Watching the relentless cross-examination of Cheryl Zondi is extremely difficult, and undoubtedly retraumatising for her. The defence lawyer makes repeated suggestions to discredit her integrity – for example, by calling her a ‘good actress’. It’s no wonder so few women in South Africa – a shocking one in 13 –  choose to report their rapes, when the means to justice can be so punishing. This is a high-profile example of why we desperately need specialised sexual offences courts in South Africa, asap. The Commission for Gender Equality has applauded judge Mandela Makhaula for intervening in the defence lawyer’s questioning of Cheryl Zondi, calling it ‘secondary traumatisation’. This is precisely what sexual offences courts would seek to avoid.

What is a sexual offences court?

According to Rape Crisis, these courts deal only with sexual offences and provide special services to survivors. These courts are sensitive to the survivor and help to:

  • Reduce the trauma of a survivor by preparing and debriefing them for court
  • Speed up cases
  • Make better court judgements, because the court personnel are better skilled to understand the nature of sexual offences
  • Increase reporting of rape
  • Increase convictions

The way the Timothy Omotoso trial is currently going is the perfect deterrent for any woman considering reporting a rape or a sexual crime. Cheryl’s dignity, strength and composure on the witness stand recalls the testimony given by Dr Christine Blasey Ford last month at the confirmation hearings of Brett Kavanaugh, who has since been confirmed as US Supreme Court Justice. Dr Ford’s account prompted an outpouring of support under the hashtag #whyIdidn’treport. Both of these high-profile cases demonstrate how court procedures can put victims at a distinct disadvantage.

The police are part of the problem

Vocal outrage was heard in the court when Cheryl Zondi detailed how policemen would take off their uniform jackets and lay them on the floor for Timothy Omotoso to walk over. This was in response to the question of why she failed to report her case to the police. She said, ‘They were his protocols in the church. They took off their jackets for him to walk on… After that, how can I trust the police?’

This is perhaps an extraordinary case, but police in South Africa are notorious for not taking sexual-violence charges seriously, and for adopting a victim-blaming approach to women trying to report.

Support for #CherylZondi

South Africans are showing their solidarity for Cheryl Zondi. Outside the courtroom, people held signs reading ‘We believe you Cheryl Zondi’. Her determination to tell her story; her refusal to be swayed and her power in the face of a line of questioning which forces her to revisit the trauma she has undergone, is a clear message to survivors.

When asked why she failed to reach out to family for help at the time, Zondi spoke of the shame that often accompanies victims of sexual violence. When questioned on why she finally decided to go public with her story, she responded, ‘I needed to tell people that this happened to me, and I survived.’

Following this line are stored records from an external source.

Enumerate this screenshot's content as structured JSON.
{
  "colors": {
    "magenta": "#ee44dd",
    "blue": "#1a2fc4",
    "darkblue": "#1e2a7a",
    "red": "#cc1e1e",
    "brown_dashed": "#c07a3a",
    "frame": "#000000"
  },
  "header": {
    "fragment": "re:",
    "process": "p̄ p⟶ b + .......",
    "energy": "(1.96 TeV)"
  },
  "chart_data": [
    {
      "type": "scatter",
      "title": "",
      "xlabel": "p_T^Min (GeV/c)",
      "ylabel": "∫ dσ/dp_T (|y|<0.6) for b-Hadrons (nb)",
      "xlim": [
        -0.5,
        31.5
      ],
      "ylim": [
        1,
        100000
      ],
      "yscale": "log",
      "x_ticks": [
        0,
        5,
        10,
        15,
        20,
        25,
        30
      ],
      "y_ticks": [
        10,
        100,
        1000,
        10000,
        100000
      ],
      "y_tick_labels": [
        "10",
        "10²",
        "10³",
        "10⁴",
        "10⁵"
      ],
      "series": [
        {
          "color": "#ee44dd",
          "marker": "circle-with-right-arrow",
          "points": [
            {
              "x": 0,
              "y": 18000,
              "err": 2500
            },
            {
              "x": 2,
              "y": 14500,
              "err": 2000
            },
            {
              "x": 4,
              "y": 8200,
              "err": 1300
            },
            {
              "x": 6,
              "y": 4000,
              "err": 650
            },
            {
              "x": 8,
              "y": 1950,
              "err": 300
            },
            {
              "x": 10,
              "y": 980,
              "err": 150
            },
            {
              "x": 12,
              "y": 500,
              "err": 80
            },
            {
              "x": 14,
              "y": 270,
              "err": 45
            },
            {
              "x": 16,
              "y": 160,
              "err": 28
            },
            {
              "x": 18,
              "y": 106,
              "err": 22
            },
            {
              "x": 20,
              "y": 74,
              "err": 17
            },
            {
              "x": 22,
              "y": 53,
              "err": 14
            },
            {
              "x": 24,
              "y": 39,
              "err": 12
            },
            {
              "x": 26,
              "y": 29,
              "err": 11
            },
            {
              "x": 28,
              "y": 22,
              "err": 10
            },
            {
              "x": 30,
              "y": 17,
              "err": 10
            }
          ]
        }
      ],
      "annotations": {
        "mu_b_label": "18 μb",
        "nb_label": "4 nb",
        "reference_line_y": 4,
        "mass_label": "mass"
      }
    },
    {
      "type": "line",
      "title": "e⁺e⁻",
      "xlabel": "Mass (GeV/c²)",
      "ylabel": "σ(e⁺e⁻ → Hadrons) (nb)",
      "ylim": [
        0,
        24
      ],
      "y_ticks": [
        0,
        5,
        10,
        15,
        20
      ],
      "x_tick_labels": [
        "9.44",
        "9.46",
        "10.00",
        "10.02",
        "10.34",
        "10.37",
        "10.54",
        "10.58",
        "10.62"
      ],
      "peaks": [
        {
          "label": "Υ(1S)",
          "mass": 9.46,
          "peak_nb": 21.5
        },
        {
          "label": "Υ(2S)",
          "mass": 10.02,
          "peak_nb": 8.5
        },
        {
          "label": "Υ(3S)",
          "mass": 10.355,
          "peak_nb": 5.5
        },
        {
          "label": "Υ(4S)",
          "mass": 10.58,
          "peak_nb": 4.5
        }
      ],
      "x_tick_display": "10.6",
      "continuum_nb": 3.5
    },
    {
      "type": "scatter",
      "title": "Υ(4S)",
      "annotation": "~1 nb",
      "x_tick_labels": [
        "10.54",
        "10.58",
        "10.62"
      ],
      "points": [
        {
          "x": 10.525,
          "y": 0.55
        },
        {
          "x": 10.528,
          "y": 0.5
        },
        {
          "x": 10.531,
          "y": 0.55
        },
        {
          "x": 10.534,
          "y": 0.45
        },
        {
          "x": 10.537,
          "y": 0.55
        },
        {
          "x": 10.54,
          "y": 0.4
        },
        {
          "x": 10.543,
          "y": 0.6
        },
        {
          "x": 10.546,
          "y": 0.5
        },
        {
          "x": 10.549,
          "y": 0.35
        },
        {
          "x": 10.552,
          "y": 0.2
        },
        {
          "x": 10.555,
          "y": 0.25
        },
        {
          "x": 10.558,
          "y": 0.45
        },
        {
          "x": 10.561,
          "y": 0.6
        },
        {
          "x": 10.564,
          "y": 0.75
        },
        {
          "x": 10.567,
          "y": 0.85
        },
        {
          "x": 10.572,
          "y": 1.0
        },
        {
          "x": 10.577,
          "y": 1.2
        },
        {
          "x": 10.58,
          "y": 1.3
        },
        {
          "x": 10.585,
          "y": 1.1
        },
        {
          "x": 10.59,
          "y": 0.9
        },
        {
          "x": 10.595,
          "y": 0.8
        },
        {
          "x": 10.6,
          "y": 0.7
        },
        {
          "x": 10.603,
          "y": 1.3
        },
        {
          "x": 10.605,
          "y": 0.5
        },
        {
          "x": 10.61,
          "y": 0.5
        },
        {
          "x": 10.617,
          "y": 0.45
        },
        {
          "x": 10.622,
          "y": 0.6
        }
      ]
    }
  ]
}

As she finishes her testimony, the group of us huddled around the TV begins to disperse. We are silent, some of us in tears. I think about Cheryl, on her way back to Johannesburg to write her university exams, and I hope and pray for justice to be served – for Cheryl Zondi, and for all survivors.


Timothy Omotoso faces 63 main charges and 34 alternative counts, which include human trafficking, rape, sexual assault, racketeering and conspiracy in aiding another person to commit sexual assault. Timothy, with the help of two women – Lusanda Sulani and Zukiswa Sitho – allegedly trafficked more than 30 girls and women who were from various branches of his church to a house in Umhlanga, KwaZulu-Natal, where he is believed to have sexually exploited them.